It balances both metrics, giving a single score that considers both **false positives** and **false negatives**.

$$
\text{F1} = 2 \times \frac{\text{Precision} \times \text{Recall}}{\text{Precision} + \text{Recall}}
$$

* High F1-score = good balance between precision and recall
* Most useful when:

  * Classes are **imbalanced**
  * You care about both catching positives **and** not raising false alarms

---

# **4. Support**

**Support** is simply:

> “How many actual samples of this class exist in the dataset?”

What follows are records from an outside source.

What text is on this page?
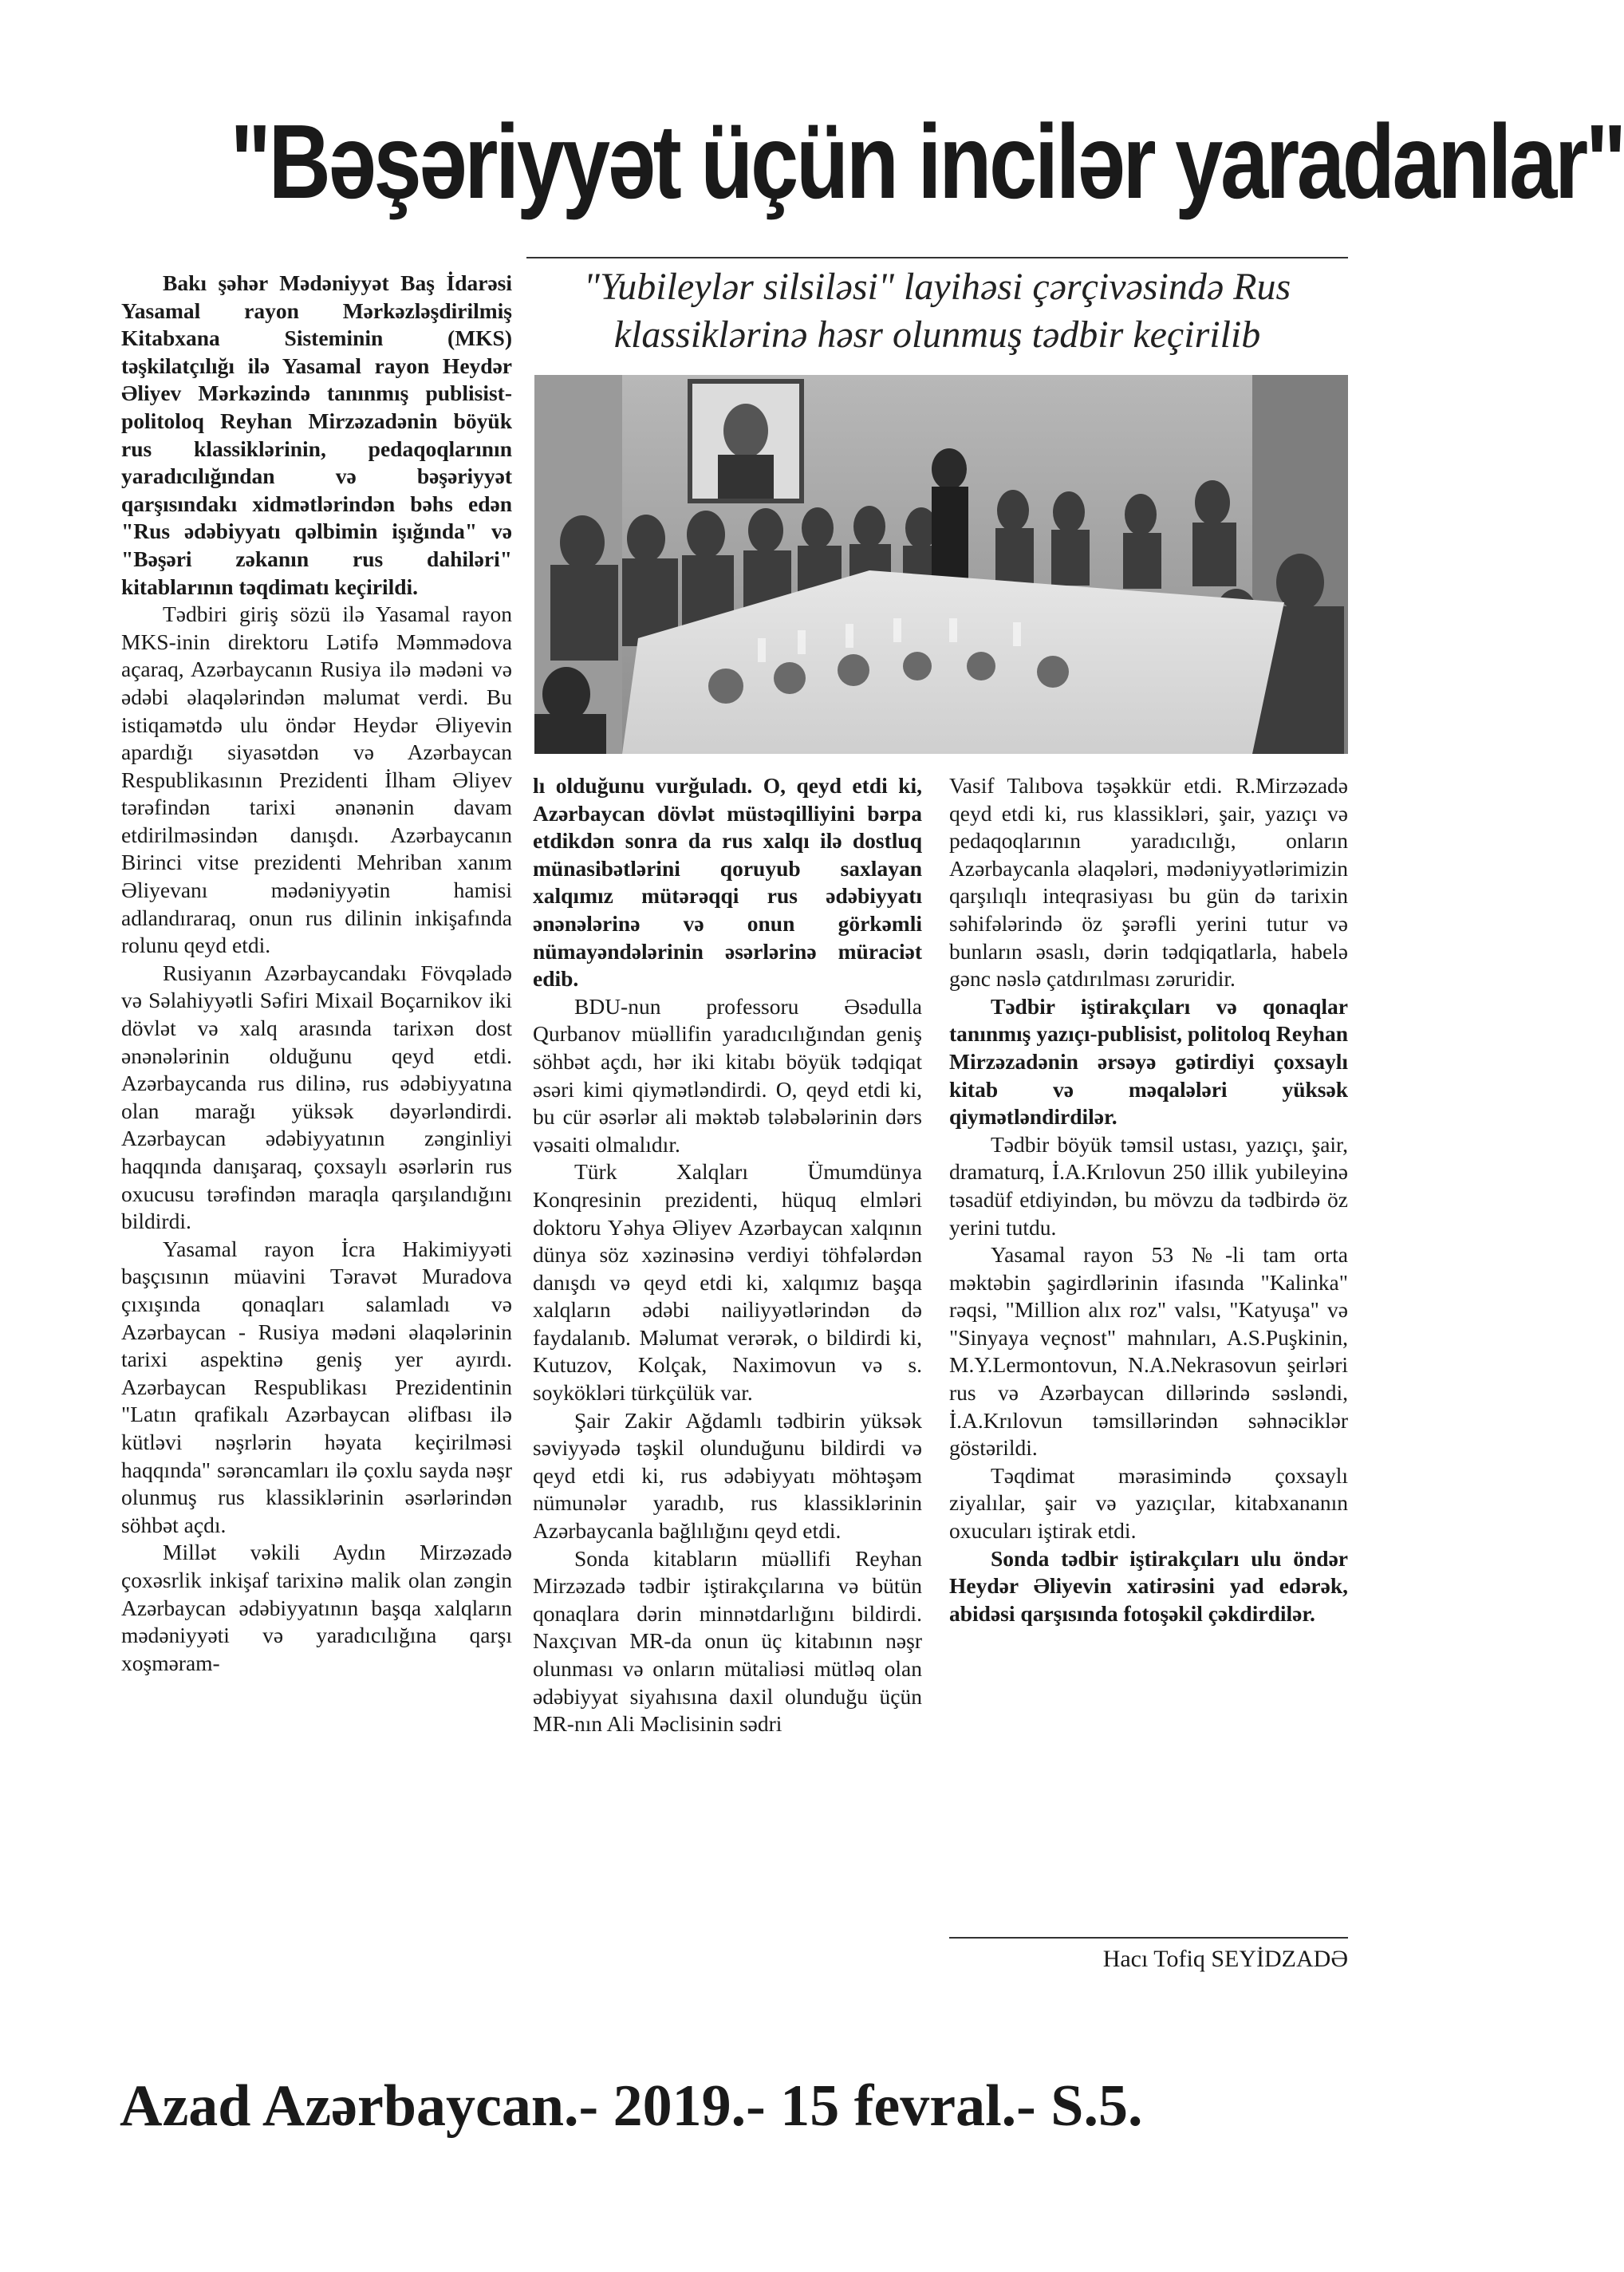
"Bəşəriyyət üçün incilər yaradanlar"
"Yubileylər silsiləsi" layihəsi çərçivəsində Rus klassiklərinə həsr olunmuş tədbir keçirilib

Bakı şəhər Mədəniyyət Baş İdarəsi Yasamal rayon Mərkəzləşdirilmiş Kitabxana Sisteminin (MKS) təşkilatçılığı ilə Yasamal rayon Heydər Əliyev Mərkəzində tanınmış publisist-politoloq Reyhan Mirzəzadənin böyük rus klassiklərinin, pedaqoqlarının yaradıcılığından və bəşəriyyət qarşısındakı xidmətlərindən bəhs edən "Rus ədəbiyyatı qəlbimin işığında" və "Bəşəri zəkanın rus dahiləri" kitablarının təqdimatı keçirildi.

Tədbiri giriş sözü ilə Yasamal rayon MKS-inin direktoru Lətifə Məmmədova açaraq, Azərbaycanın Rusiya ilə mədəni və ədəbi əlaqələrindən məlumat verdi. Bu istiqamətdə ulu öndər Heydər Əliyevin apardığı siyasətdən və Azərbaycan Respublikasının Prezidenti İlham Əliyev tərəfindən tarixi ənənənin davam etdirilməsindən danışdı. Azərbaycanın Birinci vitse prezidenti Mehriban xanım Əliyevanı mədəniyyətin hamisi adlandıraraq, onun rus dilinin inkişafında rolunu qeyd etdi.

Rusiyanın Azərbaycandakı Fövqəladə və Səlahiyyətli Səfiri Mixail Boçarnikov iki dövlət və xalq arasında tarixən dost ənənələrinin olduğunu qeyd etdi. Azərbaycanda rus dilinə, rus ədəbiyyatına olan marağı yüksək dəyərləndirdi. Azərbaycan ədəbiyyatının zənginliyi haqqında danışaraq, çoxsaylı əsərlərin rus oxucusu tərəfindən maraqla qarşılandığını bildirdi.

Yasamal rayon İcra Hakimiyyəti başçısının müavini Təravət Muradova çıxışında qonaqları salamladı və Azərbaycan - Rusiya mədəni əlaqələrinin tarixi aspektinə geniş yer ayırdı. Azərbaycan Respublikası Prezidentinin "Latın qrafikalı Azərbaycan əlifbası ilə kütləvi nəşrlərin həyata keçirilməsi haqqında" sərəncamları ilə çoxlu sayda nəşr olunmuş rus klassiklərinin əsərlərindən söhbət açdı.

Millət vəkili Aydın Mirzəzadə çoxəsrlik inkişaf tarixinə malik olan zəngin Azərbaycan ədəbiyyatının başqa xalqların mədəniyyəti və yaradıcılığına qarşı xoşməram-

lı olduğunu vurğuladı. O, qeyd etdi ki, Azərbaycan dövlət müstəqilliyini bərpa etdikdən sonra da rus xalqı ilə dostluq münasibətlərini qoruyub saxlayan xalqımız mütərəqqi rus ədəbiyyatı ənənələrinə və onun görkəmli nümayəndələrinin əsərlərinə müraciət edib.

BDU-nun professoru Əsədulla Qurbanov müəllifin yaradıcılığından geniş söhbət açdı, hər iki kitabı böyük tədqiqat əsəri kimi qiymətləndirdi. O, qeyd etdi ki, bu cür əsərlər ali məktəb tələbələrinin dərs vəsaiti olmalıdır.

Türk Xalqları Ümumdünya Konqresinin prezidenti, hüquq elmləri doktoru Yəhya Əliyev Azərbaycan xalqının dünya söz xəzinəsinə verdiyi töhfələrdən danışdı və qeyd etdi ki, xalqımız başqa xalqların ədəbi nailiyyətlərindən də faydalanıb. Məlumat verərək, o bildirdi ki, Kutuzov, Kolçak, Naximovun və s. soykökləri türkçülük var.

Şair Zakir Ağdamlı tədbirin yüksək səviyyədə təşkil olunduğunu bildirdi və qeyd etdi ki, rus ədəbiyyatı möhtəşəm nümunələr yaradıb, rus klassiklərinin Azərbaycanla bağlılığını qeyd etdi.

Sonda kitabların müəllifi Reyhan Mirzəzadə tədbir iştirakçılarına və bütün qonaqlara dərin minnətdarlığını bildirdi. Naxçıvan MR-da onun üç kitabının nəşr olunması və onların mütaliəsi mütləq olan ədəbiyyat siyahısına daxil olunduğu üçün MR-nın Ali Məclisinin sədri

Vasif Talıbova təşəkkür etdi. R.Mirzəzadə qeyd etdi ki, rus klassikləri, şair, yazıçı və pedaqoqlarının yaradıcılığı, onların Azərbaycanla əlaqələri, mədəniyyətlərimizin qarşılıqlı inteqrasiyası bu gün də tarixin səhifələrində öz şərəfli yerini tutur və bunların əsaslı, dərin tədqiqatlarla, habelə gənc nəslə çatdırılması zəruridir.

Tədbir iştirakçıları və qonaqlar tanınmış yazıçı-publisist, politoloq Reyhan Mirzəzadənin ərsəyə gətirdiyi çoxsaylı kitab və məqalələri yüksək qiymətləndirdilər.

Tədbir böyük təmsil ustası, yazıçı, şair, dramaturq, İ.A.Krılovun 250 illik yubileyinə təsadüf etdiyindən, bu mövzu da tədbirdə öz yerini tutdu.

Yasamal rayon 53 №-li tam orta məktəbin şagirdlərinin ifasında "Kalinka" rəqsi, "Million alıx roz" valsı, "Katyuşa" və "Sinyaya veçnost" mahnıları, A.S.Puşkinin, M.Y.Lermontovun, N.A.Nekrasovun şeirləri rus və Azərbaycan dillərində səsləndi, İ.A.Krılovun təmsillərindən səhnəciklər göstərildi.

Təqdimat mərasimində çoxsaylı ziyalılar, şair və yazıçılar, kitabxananın oxucuları iştirak etdi.

Sonda tədbir iştirakçıları ulu öndər Heydər Əliyevin xatirəsini yad edərək, abidəsi qarşısında fotoşəkil çəkdirdilər.

Hacı Tofiq SEYİDZADƏ
Azad Azərbaycan.- 2019.- 15 fevral.- S.5.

It does *not* measure performance; it only tells you the number of true samples.

$$
\text{Support} = \text{Number of actual instances of each class}
$$


Support helps you evaluate:

* class imbalance
* how reliable the metrics are (small support → unstable or misleading values)

---

# **Summary of Interpretation**

| Metric        | Measures                        | Good When                   | Bad When                                 |
| ------------- | ------------------------------- | --------------------------- | ---------------------------------------- |
| **Precision** | Quality of positive predictions | False positives must be low | Model misses many positives              |
| **Recall**    | Ability to find all positives   | False negatives must be low | Too many false positives                 |
| **F1-Score**  | Balance of Prec. & Recall       | Need one combined score     | Classes balanced & accuracy is preferred |
| **Support**   | Count of true samples           | Check class imbalance       | Not a measure of accuracy                |

---